黎明初曉,血日攀升。
左晴歌有了意識的時候,原本受傷的右臂就傳來一陣撕裂般的疼痛。
她心想着,莫不是昨晚太過用力,所以扯到傷口了?
面上浮起一絲潮紅,剛睜開眼,就瞬間驚呆了!
這是哪裏?
挂在牆壁上的狐狸皮草,地上正燃燒着一簇快要熄滅的火焰,簡陋的帳篷裏放着一張單人床,還是類似炕的古榻。炕上放着一套将軍铠甲。
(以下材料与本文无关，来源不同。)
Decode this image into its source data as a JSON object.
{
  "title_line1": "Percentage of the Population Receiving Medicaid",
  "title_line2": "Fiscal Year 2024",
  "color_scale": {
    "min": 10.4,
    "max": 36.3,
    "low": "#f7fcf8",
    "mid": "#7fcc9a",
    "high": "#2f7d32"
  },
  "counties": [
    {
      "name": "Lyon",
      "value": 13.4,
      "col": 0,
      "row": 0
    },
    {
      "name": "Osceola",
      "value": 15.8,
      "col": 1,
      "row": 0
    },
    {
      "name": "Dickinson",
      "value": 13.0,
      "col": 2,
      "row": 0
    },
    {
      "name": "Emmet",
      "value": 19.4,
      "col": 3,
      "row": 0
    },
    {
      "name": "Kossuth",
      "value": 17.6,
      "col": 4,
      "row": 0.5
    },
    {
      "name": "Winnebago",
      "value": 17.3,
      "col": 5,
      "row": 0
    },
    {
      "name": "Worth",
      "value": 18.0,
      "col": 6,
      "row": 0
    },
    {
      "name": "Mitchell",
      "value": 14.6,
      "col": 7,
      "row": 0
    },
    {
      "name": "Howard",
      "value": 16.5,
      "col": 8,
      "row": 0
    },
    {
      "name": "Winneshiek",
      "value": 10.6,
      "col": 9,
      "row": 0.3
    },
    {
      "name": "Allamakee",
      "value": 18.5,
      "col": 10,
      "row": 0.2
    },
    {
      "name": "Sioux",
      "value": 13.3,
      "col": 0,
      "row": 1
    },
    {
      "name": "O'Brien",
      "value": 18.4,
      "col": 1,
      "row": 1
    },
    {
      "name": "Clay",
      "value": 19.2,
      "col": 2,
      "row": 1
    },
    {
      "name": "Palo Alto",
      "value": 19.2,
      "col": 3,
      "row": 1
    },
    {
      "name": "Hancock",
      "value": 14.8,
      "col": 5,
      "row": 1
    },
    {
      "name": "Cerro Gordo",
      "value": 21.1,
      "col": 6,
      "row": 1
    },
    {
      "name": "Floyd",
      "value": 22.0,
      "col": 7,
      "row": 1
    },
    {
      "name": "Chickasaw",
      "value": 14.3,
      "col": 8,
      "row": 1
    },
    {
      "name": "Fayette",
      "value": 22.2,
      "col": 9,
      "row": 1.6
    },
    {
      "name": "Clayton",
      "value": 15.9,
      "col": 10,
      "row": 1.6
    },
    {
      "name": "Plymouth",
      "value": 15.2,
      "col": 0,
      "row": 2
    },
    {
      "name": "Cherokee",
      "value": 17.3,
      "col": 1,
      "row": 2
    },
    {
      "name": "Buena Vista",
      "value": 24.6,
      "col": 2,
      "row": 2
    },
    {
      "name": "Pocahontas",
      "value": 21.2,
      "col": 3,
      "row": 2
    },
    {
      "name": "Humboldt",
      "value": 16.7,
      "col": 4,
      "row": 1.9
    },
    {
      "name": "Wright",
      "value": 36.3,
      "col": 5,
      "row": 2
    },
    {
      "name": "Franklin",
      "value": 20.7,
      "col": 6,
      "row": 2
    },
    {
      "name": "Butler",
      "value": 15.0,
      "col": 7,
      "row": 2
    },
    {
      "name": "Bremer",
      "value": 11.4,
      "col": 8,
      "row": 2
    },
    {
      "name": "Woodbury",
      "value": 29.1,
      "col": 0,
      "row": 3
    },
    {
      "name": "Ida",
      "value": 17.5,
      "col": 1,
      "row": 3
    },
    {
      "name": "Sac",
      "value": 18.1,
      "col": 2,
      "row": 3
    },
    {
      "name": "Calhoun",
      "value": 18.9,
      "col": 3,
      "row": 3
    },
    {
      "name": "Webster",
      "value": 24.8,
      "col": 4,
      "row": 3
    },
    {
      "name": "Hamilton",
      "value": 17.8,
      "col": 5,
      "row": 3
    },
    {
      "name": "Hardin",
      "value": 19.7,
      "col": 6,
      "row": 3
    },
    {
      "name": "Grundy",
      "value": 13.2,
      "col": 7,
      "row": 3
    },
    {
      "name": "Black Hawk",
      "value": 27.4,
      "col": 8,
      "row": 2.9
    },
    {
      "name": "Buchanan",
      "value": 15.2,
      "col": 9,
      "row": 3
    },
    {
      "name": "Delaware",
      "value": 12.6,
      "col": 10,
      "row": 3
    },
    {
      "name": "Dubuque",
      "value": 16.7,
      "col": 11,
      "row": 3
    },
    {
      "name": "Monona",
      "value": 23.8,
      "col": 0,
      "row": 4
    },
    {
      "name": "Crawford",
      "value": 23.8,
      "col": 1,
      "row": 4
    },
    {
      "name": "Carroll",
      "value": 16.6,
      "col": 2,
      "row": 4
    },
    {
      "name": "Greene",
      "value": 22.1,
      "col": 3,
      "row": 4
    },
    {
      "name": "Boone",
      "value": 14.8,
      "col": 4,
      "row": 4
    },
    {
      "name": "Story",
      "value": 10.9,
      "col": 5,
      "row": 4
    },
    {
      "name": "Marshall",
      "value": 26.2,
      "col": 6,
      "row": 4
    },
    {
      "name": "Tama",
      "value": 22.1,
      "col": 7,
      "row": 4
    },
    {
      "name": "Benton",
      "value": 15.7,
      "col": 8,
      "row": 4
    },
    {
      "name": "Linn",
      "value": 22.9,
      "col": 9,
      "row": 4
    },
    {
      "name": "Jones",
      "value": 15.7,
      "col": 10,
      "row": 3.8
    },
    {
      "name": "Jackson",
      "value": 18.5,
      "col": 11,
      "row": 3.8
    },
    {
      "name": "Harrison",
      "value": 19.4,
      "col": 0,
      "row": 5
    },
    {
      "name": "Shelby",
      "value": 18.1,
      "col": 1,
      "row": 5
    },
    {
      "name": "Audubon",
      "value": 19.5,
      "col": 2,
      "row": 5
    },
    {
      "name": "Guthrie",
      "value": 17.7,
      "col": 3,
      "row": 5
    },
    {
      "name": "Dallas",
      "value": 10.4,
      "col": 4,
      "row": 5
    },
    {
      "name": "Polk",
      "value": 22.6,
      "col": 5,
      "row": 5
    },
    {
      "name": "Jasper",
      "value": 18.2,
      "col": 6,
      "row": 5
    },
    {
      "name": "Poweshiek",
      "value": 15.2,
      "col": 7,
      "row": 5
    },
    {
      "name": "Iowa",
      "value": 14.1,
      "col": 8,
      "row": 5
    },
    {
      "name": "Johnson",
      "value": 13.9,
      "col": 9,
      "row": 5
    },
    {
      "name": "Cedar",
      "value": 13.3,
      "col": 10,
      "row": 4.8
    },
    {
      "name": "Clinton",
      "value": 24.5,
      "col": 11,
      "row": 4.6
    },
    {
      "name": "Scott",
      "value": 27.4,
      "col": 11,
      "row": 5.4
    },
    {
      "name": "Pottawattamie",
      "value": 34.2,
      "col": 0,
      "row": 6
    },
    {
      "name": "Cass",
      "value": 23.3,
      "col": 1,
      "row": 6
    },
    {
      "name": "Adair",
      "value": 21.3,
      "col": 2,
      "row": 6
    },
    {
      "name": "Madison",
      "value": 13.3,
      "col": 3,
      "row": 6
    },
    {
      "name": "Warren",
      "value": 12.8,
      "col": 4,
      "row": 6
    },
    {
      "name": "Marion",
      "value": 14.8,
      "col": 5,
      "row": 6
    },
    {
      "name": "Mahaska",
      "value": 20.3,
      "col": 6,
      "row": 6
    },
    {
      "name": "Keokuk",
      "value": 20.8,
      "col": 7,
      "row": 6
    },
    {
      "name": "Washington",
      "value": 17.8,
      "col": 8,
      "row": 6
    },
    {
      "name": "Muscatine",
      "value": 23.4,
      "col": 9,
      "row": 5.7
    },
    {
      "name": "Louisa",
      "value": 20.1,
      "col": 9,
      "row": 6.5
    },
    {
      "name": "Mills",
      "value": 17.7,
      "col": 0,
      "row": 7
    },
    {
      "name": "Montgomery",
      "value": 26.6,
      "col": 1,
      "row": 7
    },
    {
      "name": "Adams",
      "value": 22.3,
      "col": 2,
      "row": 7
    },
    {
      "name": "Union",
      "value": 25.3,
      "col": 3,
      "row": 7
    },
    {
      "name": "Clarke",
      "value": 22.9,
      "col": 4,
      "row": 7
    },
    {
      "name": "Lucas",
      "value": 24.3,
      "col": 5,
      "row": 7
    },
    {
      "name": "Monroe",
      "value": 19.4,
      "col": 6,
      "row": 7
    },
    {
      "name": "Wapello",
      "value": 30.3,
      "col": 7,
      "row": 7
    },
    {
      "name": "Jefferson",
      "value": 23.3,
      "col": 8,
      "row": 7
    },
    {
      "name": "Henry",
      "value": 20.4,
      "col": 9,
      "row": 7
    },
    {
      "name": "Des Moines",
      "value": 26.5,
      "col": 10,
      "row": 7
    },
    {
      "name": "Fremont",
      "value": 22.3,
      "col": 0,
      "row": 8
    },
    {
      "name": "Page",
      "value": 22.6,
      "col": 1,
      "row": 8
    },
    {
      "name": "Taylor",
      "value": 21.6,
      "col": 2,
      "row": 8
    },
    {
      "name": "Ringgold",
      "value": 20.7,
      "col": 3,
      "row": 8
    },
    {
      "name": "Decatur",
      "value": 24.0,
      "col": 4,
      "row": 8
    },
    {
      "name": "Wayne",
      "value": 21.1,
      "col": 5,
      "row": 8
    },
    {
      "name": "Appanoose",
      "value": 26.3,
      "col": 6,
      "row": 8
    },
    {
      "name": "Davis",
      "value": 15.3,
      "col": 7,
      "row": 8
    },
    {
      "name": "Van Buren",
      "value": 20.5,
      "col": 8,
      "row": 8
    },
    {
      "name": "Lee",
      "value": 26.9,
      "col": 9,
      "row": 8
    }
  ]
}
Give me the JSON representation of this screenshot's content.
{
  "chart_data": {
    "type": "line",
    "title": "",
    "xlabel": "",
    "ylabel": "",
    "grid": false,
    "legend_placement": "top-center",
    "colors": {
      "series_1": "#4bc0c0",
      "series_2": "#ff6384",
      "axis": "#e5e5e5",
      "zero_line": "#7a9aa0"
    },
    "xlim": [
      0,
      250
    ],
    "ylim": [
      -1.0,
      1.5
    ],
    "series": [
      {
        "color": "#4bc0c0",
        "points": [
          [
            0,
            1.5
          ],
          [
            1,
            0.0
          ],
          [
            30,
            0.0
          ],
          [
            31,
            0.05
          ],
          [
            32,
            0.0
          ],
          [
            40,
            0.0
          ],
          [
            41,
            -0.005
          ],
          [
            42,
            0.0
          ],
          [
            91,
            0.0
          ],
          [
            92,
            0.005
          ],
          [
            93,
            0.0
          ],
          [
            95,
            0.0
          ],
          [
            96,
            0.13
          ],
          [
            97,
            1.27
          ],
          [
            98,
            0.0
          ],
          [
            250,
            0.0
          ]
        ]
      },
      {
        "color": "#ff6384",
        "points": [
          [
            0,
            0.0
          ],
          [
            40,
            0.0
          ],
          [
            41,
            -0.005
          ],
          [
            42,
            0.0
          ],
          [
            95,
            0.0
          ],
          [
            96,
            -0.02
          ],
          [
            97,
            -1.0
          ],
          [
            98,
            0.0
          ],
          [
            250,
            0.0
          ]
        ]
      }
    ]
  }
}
再看四周,将這所有的東西包圍起來的東西,是……蒙古包?
不像……
反倒像是電視裏所演的軍事駐紮所。
她怎麽會來到這種地方?
昨晚她不是還在家裏的大廳内嗎?
大石頭……對了,大石頭他好了嗎?
噢噢噢——
忽然,外面傳來陣陣歡呼聲,此起彼落……
左晴歌剛要走出去看看究竟,就發現除了腦袋,自己全身都無法動彈。
她低頭一看……
一身藏紅色的盔甲,被勒得生疼的胸\部,以及穿得嚴謹的褲子,雙膝綁着護膝用的鐵皮,腳下穿着的是一雙嶄新的戰靴,但旁邊沾滿了泥土混合物。
而她不能動彈的真正原因竟然是……
誰把她綁在木樁上的?!
她晃了晃沉重的腦袋,蓦地,一大段不屬于她原本的記憶排山倒海而來……
她竟然來到了另外一個國度!
現在外面正值烽火連天之勢,而她是西豐國左将軍的小女兒左翼,一直以來被當做男兒養大,跟随父親出戰多年。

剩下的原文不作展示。